The inquiry was highly critical of the role played by the food-and-beverage industry in exacerbating these tendencies and recommended the NZ government, meat industry, and the Pacific nations “work co-operatively to phase out the export of fatty meats (such as mutton flaps), to Pacific nations”.
“It was one of the first recommendations to be formally ditched,” says Swinburn, who gave expert evidence to the inquiry.
“This is the whole business of private gain and public cost. If the meat exporters had to pay for part of the diabetes costs they might think twice about [their trade in fatty meats],” he says.
Heretical thought. About as heretical as suggesting Australia should take some responsibility for the health problems of Papua New Guineans who have grown fat and ill on our junk-food exports.

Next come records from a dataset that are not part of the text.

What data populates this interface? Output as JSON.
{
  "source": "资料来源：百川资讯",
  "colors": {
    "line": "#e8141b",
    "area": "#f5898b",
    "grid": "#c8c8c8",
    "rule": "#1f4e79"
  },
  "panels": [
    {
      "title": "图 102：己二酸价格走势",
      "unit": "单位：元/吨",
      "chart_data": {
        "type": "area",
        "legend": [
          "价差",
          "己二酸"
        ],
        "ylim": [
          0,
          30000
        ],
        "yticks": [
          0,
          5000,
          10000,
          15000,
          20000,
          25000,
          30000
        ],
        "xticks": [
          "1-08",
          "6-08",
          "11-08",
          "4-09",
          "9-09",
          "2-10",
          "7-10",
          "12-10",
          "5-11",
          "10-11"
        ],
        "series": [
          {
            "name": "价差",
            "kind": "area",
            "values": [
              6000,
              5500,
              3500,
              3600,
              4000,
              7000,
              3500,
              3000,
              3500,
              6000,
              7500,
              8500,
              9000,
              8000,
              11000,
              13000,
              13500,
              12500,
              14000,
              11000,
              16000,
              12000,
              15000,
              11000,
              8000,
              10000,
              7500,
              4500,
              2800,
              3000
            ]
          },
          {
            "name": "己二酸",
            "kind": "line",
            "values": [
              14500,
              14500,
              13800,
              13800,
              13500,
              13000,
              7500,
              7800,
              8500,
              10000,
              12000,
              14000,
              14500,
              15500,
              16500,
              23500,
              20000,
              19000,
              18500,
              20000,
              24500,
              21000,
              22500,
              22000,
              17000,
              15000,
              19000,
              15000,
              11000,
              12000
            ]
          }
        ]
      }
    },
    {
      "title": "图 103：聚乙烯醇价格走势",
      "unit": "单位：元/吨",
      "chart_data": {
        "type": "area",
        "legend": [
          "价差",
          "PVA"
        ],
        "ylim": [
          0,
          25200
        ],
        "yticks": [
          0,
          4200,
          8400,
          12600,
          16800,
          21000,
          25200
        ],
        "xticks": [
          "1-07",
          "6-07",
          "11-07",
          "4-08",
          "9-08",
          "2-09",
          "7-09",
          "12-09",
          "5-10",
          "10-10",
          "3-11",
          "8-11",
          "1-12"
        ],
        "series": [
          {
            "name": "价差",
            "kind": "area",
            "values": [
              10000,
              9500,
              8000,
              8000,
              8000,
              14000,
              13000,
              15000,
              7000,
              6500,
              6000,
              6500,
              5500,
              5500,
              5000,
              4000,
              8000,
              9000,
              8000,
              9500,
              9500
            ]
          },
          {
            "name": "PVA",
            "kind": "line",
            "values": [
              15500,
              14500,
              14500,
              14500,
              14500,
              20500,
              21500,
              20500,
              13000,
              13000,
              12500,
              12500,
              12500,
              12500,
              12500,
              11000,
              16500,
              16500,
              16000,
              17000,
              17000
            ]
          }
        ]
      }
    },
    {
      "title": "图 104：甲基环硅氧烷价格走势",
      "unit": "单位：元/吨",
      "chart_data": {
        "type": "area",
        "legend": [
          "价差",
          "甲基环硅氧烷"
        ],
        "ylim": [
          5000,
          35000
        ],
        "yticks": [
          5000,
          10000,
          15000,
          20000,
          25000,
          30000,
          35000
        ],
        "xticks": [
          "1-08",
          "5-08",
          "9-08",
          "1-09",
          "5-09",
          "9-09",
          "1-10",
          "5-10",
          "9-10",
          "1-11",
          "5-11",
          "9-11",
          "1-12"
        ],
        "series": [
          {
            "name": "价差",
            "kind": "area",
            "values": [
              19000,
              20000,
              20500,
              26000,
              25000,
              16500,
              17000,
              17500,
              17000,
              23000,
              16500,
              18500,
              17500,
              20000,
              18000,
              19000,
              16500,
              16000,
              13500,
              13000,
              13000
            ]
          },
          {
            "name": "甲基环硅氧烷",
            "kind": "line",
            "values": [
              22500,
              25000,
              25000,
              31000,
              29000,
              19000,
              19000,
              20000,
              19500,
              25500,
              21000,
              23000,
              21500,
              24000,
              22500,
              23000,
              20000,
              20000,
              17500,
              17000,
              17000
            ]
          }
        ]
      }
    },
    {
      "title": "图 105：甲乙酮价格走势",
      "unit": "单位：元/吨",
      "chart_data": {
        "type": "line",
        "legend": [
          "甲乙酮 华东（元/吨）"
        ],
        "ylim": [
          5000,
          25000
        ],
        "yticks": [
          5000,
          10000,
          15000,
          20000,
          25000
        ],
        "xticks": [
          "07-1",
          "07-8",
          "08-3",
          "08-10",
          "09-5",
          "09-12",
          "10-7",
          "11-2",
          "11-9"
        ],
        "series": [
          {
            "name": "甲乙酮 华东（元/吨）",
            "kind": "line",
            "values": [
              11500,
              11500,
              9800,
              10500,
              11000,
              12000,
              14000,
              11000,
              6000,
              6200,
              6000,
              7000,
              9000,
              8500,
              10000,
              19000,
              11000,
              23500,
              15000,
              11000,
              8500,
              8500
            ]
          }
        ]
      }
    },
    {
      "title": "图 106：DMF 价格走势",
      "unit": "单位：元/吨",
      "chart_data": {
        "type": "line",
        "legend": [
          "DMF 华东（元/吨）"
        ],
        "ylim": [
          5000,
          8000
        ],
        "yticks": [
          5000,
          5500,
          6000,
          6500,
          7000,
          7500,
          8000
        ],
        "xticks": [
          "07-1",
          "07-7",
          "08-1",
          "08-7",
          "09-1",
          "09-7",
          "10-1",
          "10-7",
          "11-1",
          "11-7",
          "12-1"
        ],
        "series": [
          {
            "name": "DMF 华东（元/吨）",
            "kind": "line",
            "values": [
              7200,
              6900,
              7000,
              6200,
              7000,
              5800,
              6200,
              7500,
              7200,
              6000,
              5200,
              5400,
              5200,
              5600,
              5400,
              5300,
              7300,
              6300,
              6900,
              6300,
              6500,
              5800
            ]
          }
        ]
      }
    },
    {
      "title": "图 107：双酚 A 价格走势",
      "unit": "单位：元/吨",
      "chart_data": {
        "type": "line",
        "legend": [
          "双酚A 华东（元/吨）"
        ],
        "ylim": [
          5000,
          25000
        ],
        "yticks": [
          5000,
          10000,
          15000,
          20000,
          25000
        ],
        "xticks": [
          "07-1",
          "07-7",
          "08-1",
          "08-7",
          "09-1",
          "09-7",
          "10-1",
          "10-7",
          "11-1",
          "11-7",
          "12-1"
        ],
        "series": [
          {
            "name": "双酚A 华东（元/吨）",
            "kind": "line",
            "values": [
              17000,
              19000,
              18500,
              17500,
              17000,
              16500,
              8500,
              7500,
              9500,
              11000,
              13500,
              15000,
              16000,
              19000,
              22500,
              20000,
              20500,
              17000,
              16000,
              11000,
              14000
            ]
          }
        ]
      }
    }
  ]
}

Instead, much parliamentary concern is directed at limiting the access PNG residents have to Australian health services in the Torres Strait.
The unfortunate reality, says Snowdon, is that this is the way things go when globalisation comes to small, less developed countries.
“Developed countries are pushing less developed countries to make changes to their systems, to further world trade, regardless of whether or not there are negative effects on these smaller countries,” she says.
“Developed countries, at the same time, are much more ingenious at implementing non-trade barriers to protect themselves.”
But wait. There is some good news. One Pacific nation has managed to resist food imports that pose a danger to its populace, at least to some extent.
That is Fiji, a member of the WTO since 1996. It has an obesity rate of 23.9 per cent, lower than Australia (25.6) and the United States (33.8).
In 2000, Fiji took action to limit the consumption of mutton flaps, but it did so in a way compliant with World Trade rules. Instead of restricting imports, which would have been seen as discrimination against foreign products, Fiji banned the sale of mutton flaps — including those produced domestically — on the basis that flaps were “likely to cause the death... or to adversely affect the health or well-being of a person”.
While this did not stop the sale of other fatty meat, it did have a positive impact that extended beyond mutton flaps, says Anne-Marie Thow.
“It made people think about their diet. A Fiji survey five years after the 2000 ban showed awareness of the dumping issue.”
While the ban was pushed very much as a health measure, it also became one of national pride, she says.
“People said ‘It’s not right that you should just dump your rubbish onto us.’”
And when Thow looks at the data on Samoan eating habits following the ban on turkey tails, she sees hopeful signs too.
Pessimists and the forces of dietary darkness predicted Samoans would simply substitute another kind of fatty product. But that is not what Thow has found.
“The survey data showed some people ate other fatty meat, but some ate more fish, and others just ate less meat. I couldn’t see any replacement, overall.”
So there is mounting evidence that government intervention works, and that if they are cunning about it, as Fiji was, small Pacific nations can take action within WTO rules.
But as for the prospects that the governments, primary producers, and transnational food companies of their bigger trading partners might ever do the right thing voluntarily?